Brad Company developed the following budgeted life-cycle income statement for two proposed products. Each product's life cycle is expected to be two years.
| Product A | Product B | Total |
Sales | $200,000 | $200,000 | $400,000 |
Cost of goods sold | 120,000 | 130,000 | 250,000 |
Gross profit | $ 80,000 | $ 70,000 | $150,000 |
Period expenses: |
|
|
|
Research and development |
|
| (70,000) |
Marketing |
|
| (50,000) |
Life-cycle income |
|
| $ 30,000 |
A 10 percent return on sales is required for new products. Because the proposed products did not have a 10 percent return on sales, the products were going to be dropped.
Relative to Product B, Product A requires more research and development costs but fewer resources to market the product.
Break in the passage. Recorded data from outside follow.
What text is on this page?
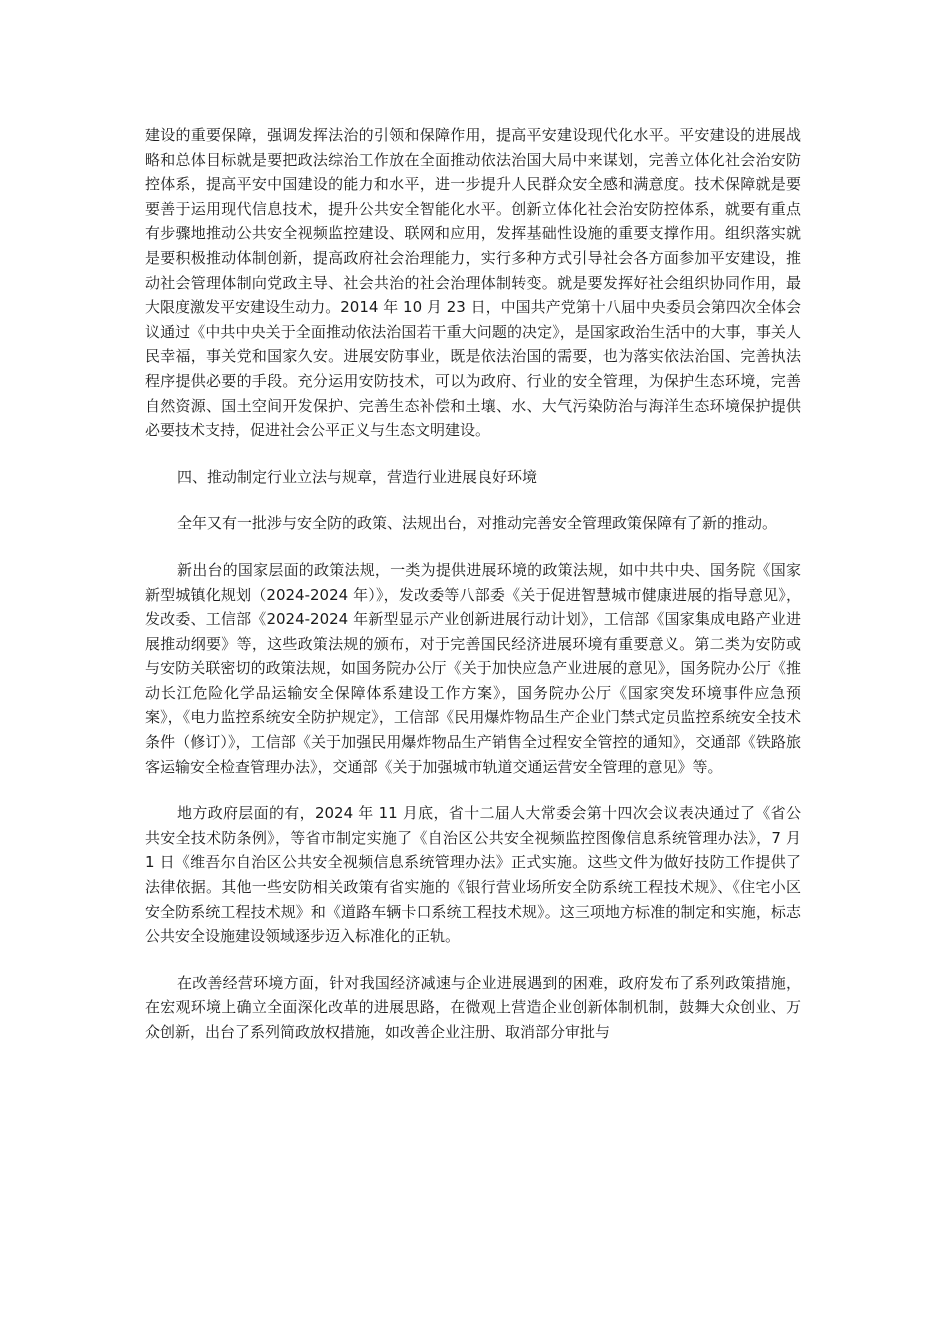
建设的重要保障，强调发挥法治的引领和保障作用，提高平安建设现代化水平。平安建设的进展战略和总体目标就是要把政法综治工作放在全面推动依法治国大局中来谋划，完善立体化社会治安防控体系，提高平安中国建设的能力和水平，进一步提升人民群众安全感和满意度。技术保障就是要要善于运用现代信息技术，提升公共安全智能化水平。创新立体化社会治安防控体系，就要有重点有步骤地推动公共安全视频监控建设、联网和应用，发挥基础性设施的重要支撑作用。组织落实就是要积极推动体制创新，提高政府社会治理能力，实行多种方式引导社会各方面参加平安建设，推动社会管理体制向党政主导、社会共治的社会治理体制转变。就是要发挥好社会组织协同作用，最大限度激发平安建设生动力。2014 年 10 月 23 日，中国共产党第十八届中央委员会第四次全体会议通过《中共中央关于全面推动依法治国若干重大问题的决定》，是国家政治生活中的大事，事关人民幸福，事关党和国家久安。进展安防事业，既是依法治国的需要，也为落实依法治国、完善执法程序提供必要的手段。充分运用安防技术，可以为政府、行业的安全管理，为保护生态环境，完善自然资源、国土空间开发保护、完善生态补偿和土壤、水、大气污染防治与海洋生态环境保护提供必要技术支持，促进社会公平正义与生态文明建设。

四、推动制定行业立法与规章，营造行业进展良好环境

全年又有一批涉与安全防的政策、法规出台，对推动完善安全管理政策保障有了新的推动。

新出台的国家层面的政策法规，一类为提供进展环境的政策法规，如中共中央、国务院《国家新型城镇化规划（2024-2024 年）》，发改委等八部委《关于促进智慧城市健康进展的指导意见》，发改委、工信部《2024-2024 年新型显示产业创新进展行动计划》，工信部《国家集成电路产业进展推动纲要》等，这些政策法规的颁布，对于完善国民经济进展环境有重要意义。第二类为安防或与安防关联密切的政策法规，如国务院办公厅《关于加快应急产业进展的意见》，国务院办公厅《推动长江危险化学品运输安全保障体系建设工作方案》，国务院办公厅《国家突发环境事件应急预案》，《电力监控系统安全防护规定》，工信部《民用爆炸物品生产企业门禁式定员监控系统安全技术条件（修订）》，工信部《关于加强民用爆炸物品生产销售全过程安全管控的通知》，交通部《铁路旅客运输安全检查管理办法》，交通部《关于加强城市轨道交通运营安全管理的意见》等。

地方政府层面的有，2024 年 11 月底，省十二届人大常委会第十四次会议表决通过了《省公共安全技术防条例》，等省市制定实施了《自治区公共安全视频监控图像信息系统管理办法》，7 月 1 日《维吾尔自治区公共安全视频信息系统管理办法》正式实施。这些文件为做好技防工作提供了法律依据。其他一些安防相关政策有省实施的《银行营业场所安全防系统工程技术规》、《住宅小区安全防系统工程技术规》和《道路车辆卡口系统工程技术规》。这三项地方标准的制定和实施，标志公共安全设施建设领域逐步迈入标准化的正轨。

在改善经营环境方面，针对我国经济减速与企业进展遇到的困难，政府发布了系列政策措施，在宏观环境上确立全面深化改革的进展思路，在微观上营造企业创新体制机制，鼓舞大众创业、万众创新，出台了系列简政放权措施，如改善企业注册、取消部分审批与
Sixty percent of the research and development costs are traceable to Product A, and 30 percent of the marketing costs are traceable to Product A.
17a. If research and development costs and marketing costs are traced to each product, life-cycle income for Product A would be (Ans: $23,000)
17b. If research and development costs and marketing costs are traced to each product, life-cycle income for Product B would be (Ans: $7,000)
17c. What decision should Brad Company make about the two new products?